Canaliser

Méga-canal, Méga-scandale : récit d’un week-end

paru dans lundimatin#493, le 20 octobre 2025

Les 11 et 12 octobre se tenait un grand week-end de mobilisation contre un encore plus grand méga-canal Seine Nord Europe qui doit relier Compiègne à Lille. Retour et récit de ces journées de rencontres et d’actions.

Régime hydraulique – récit

L’eau du canal fait du sur-place, se déplace dans un sens puis dans l’autre au fil des écluses médiatiques. Ici un navire russe, là la dette, puis un fait divers, nos belles régions, un ministre qui fait trois petits tours et puis s’en va, quelques chansons, le zapping d’une limite planétaire dépassée, une réforme agitée tel un vieux chiffon rouge et une page de pubs. Mais moi, j’entends d’autres clapotis : 8 fois les terres de l’A69, 22 fois l’eau de Sainte-Soline, A bas l’état policier en fanfare, les visages et les souvenirs d’autres luttes : des centaines de vélos, le dédale de la Crémade, les danses sur des voiliers ; de la couleur, de la détermination, du sourire et du soutien. La flaque du quotidien - malgré la distance, l’organisation, l’énergie - a besoin de retrouver du courant.

La convergence pour remplir un véhicule se fait toujours plus ou moins sinueusement mais 48h après, nous roulons sur les départementales dans la nuit, indifférents aux gesticulations des Guignol politocards. Vient alors l’heure de lire le niveau de pression, les conduites ouvertes et fermées du réseau répressif. Marcher, continuer plus loin ? Axes principaux ou secondaires ?

Tels les écluses, nous aussi on va les balader dans un sens puis dans l’autre.

La garde nationale à cheval vient saluer notre arrivée, un père de famille parle de Disneyland, un jeune me sourit en tendant ma carte. Bonus de départ pour nous : il y aurait erreur dans la réquisition donc pas de fouille poussée. De la gare, du chemin de halage, du pont, de la route, coulent entre un ou deux milliers de gouttes. Un wrap à la main, je chante, revendique avec les copaines que les arrivants rejoignent notre équipe. L’autre équipe ne se bouge pas beaucoup et n’a rien à manger et n’a pas de paillettes de toute façon.

Le cortège se faufile entre les haies d’honneur des casqués derrière les glissières, attends puis traverse entre deux passages de trains.
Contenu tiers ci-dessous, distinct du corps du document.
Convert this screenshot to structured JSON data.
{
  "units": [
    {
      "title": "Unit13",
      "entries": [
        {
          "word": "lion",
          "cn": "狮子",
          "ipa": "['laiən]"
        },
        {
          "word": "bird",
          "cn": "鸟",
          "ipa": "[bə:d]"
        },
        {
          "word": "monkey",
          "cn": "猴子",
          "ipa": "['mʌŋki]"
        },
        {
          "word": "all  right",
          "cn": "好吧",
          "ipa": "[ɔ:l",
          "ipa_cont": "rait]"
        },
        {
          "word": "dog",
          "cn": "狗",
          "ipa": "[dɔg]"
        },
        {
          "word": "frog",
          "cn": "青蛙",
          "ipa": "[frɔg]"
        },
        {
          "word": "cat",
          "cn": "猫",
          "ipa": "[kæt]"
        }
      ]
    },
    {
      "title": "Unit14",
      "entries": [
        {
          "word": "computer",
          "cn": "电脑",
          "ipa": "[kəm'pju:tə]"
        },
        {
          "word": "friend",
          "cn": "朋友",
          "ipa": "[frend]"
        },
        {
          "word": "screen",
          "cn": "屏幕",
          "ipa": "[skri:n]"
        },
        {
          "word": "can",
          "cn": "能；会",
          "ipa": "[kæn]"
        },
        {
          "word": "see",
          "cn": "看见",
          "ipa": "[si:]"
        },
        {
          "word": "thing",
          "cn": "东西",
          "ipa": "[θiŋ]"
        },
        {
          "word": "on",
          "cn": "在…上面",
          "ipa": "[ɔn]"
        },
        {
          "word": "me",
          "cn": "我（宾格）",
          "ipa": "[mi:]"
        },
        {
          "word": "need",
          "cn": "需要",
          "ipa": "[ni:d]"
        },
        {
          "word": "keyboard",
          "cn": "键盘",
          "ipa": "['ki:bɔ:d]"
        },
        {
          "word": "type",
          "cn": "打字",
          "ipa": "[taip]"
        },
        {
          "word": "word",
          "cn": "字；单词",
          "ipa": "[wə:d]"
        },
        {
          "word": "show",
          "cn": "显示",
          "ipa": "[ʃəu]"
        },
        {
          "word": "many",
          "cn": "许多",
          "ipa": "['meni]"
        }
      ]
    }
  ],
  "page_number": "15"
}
Mais un cortège en cache d’autres comme je le découvrirai plus tard avec nos cyclistes déter. Un hélico survole le champs. Nous sommes au bord du chantier. Voilà l’équipe casquée qui court le long des grilles avant de commencer à les découper pour venir avec nous. Sans courir mais marche dynamique on vous dit ! Le zodiak s’invite au milieu des baigneur.euses et des bateaux en papier. Ils jouent les prolongations de la promenade batelière. A leur tour de proposer un jeu : déploiement d’un cordon brutal pour un épervier surprise. Abattre la carte des garde-à-vue et faire les titres dans les journaux a un air de mauvais joueurs. Et nous, nous célébrons dans un tourbillon-artifice et des concerts la fin de la journée.

Le lendemain entre départ des piquets-comissariats, table ronde, vidange des toilettes sèches, plonge, lectures et discussions, les bleus demandent la revanche. A l’heure de boire une bonne soupe chaude, on les voit à la lisière les bottes sur l’herbe grillée par le glyphosate du champs voisin. Cri de ralliement. Ils voulaient un atelier grimpe avec récolte de palette-banderole et ils ne s’étaient pas inscrits pour l’initiation. Pas de 1,2,3 Police ce coup-ci mais un « cap ou pas cap » et un tourbillon pour les yeux. Allez ! On tourne dans un sens ! Maintenant dans l’autre !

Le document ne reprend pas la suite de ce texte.